Komayo, widowed young, resumes her life as a geisha, taking up with a former patron who wants to redeem her. She, however, falls in love with a young actor specializing in female roles, and at the same time (for financial reasons) has to take on an unattractive older man. In the end three lovers prove disastrous.
There has long been much confusion about just how far geisha go, and this has proved titillating — as in some recent novels, films and TV dramas. In this Nagai Kafu novel we learn that, given proper motivation, they go the whole way. What the late Edward Seidensticker has called “the carnal part of the business” is here fully exposed.
Consequently, this novel (“Udekurabe,” 1916-17) by one of Japan’s finest writers has had a singular publishing history. Originally serialized, it was later revised by the author. Much was taken out and three new chapters added. This version was published privately in 1917, and was followed by a commercial edition a year later that was expurgated and shorn of its carnal descriptions. It was not until 1949 that a somewhat restored edition appeared. Though some passages were thought too strong for 1918 were included, still much was left out and it was not until 1956 that the complete 1917 text appeared in a commercial edition.

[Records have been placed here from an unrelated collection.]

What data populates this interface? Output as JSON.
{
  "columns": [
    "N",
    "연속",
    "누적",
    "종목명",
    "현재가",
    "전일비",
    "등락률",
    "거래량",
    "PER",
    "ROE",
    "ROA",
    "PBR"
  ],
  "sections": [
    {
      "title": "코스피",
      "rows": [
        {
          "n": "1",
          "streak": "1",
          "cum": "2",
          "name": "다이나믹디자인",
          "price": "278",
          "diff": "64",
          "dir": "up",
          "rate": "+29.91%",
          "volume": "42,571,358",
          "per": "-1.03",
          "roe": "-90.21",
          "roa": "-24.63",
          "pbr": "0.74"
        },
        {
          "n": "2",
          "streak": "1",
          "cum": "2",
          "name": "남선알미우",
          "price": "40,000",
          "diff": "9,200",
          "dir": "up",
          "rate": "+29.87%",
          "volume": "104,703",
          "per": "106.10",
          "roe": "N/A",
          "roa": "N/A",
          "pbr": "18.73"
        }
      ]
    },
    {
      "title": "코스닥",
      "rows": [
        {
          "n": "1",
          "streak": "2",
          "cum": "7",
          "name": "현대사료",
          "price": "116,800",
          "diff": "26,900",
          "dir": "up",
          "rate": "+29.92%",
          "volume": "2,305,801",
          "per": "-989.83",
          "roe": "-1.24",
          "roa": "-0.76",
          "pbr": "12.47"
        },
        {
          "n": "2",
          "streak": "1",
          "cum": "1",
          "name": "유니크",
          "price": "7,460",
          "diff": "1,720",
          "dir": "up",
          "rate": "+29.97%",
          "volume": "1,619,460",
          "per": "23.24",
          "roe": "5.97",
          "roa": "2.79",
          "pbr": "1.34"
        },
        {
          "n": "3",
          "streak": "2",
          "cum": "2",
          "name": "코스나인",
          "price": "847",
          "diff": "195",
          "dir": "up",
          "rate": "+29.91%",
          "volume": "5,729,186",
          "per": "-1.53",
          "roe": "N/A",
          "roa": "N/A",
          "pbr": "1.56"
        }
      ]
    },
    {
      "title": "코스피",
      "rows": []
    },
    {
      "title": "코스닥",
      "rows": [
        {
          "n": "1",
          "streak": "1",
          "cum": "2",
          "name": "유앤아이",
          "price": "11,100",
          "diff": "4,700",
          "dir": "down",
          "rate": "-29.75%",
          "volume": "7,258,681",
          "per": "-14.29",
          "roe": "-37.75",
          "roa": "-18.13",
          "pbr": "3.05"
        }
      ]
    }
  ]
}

The complications of publishing in Japan are mirrored in the novel’s career abroad. It was originally translated in 1963 by Kurt Meissner, with the collaboration of Ralph Fiedrich, but the edition used was the expurgated one of 1918. Then parts of the original edition were translated in Edward Seidensticker’s magisterial “Kafu the Scribbler” (1965), but only parts — he never translated the entire novel. So this new Stephen Snyder translation is the first to appear complete. The qualities of the translations vary:
“Picking their way along the stepping stones, the two were at length in the far shrubbery. O-chiyo shielded the lantern with her sleeve and held her breath, but the Sonohachi [music] had stopped, and there was only a faint shadow on the paper door. The old villa was silent.” (Seidensticker)
“Following the stepping-stones, they made their way into the underbrush. O-Chiyo shielded the lantern with her sleeve and held her breath, but the Sonohachi music died away, leaving only the faint light shining through the paper doors of the veranda. They could hear nothing, no voices, no laughter, only the desolate silence.” (Snyder)
“Picking their way from one stepping-stone to another, the two of them shortly entered the thick shrubbery. Ochiyo, concealing the lantern behind one of her kimono sleeves, held her breath. Just then, the Sonohachi music came suddenly to an end, and after that there was nothing but the faint light shining through the paper doors of the veranda. A lonely silence had come over the villa, and there was neither the sound of talk nor of laughter nor of anything else.” (Meissner/Friedrich)
The novel was something of a best-seller when it appeared, with passages such as “when she finally escaped from his embrace, she was breathing great gasps, she could scarcely speak, and she had no will to get up” (Seidensticker’s translation). This was considered really hot stuff in 1918, tame as it appears now.
But whether the book was ever a “masterpiece,” which is what this edition calls itself, is open to some doubt. Seidensticker says that “the highly contrived plot, relying heavily on coincidence, could have been lifted bodily from a 19th-century erotic novel,” and Snyder, in his very perceptive “Fic- tions of Desire: Narrative Form in the Novels of Nagai Kafu,” indicates how much the ear- ly Kafu was influenced. The opening scene of “Rivalry,” for ex- ample, was borrowed from Zola’s “Nana,” a novel Kafu had earlier adapted in 1903 as “Joyu Nana.”
Though anything by Kafu is worth reading and any new translations are welcome, the full importance of the writer is to be more directly experienced in such later works as “A Strange Tale from East of the River” (“Bokuto Kidan,” 1936-37), in Seidensticker’s splendid translation — included in both “Kafu the Scribbler” (University of Hawaii Press) and Tuttle’s 1965 reprint of translations from that volume.
This full version of “Udekurabe” comes with a full-color image of a geisha on the cover and it is not perhaps too much to wonder if the present pub- lication of the much-trans- lated novel does not owe something to the current popularity in the U.S. of the geisha theme. At any rate, the publishers would seem to target this audience when they add, to Kafu’s one word title: “Rivalry: A Geisha’s Tale.” In the meantime, much late Kafu (including the “Diaries”) awaits translation.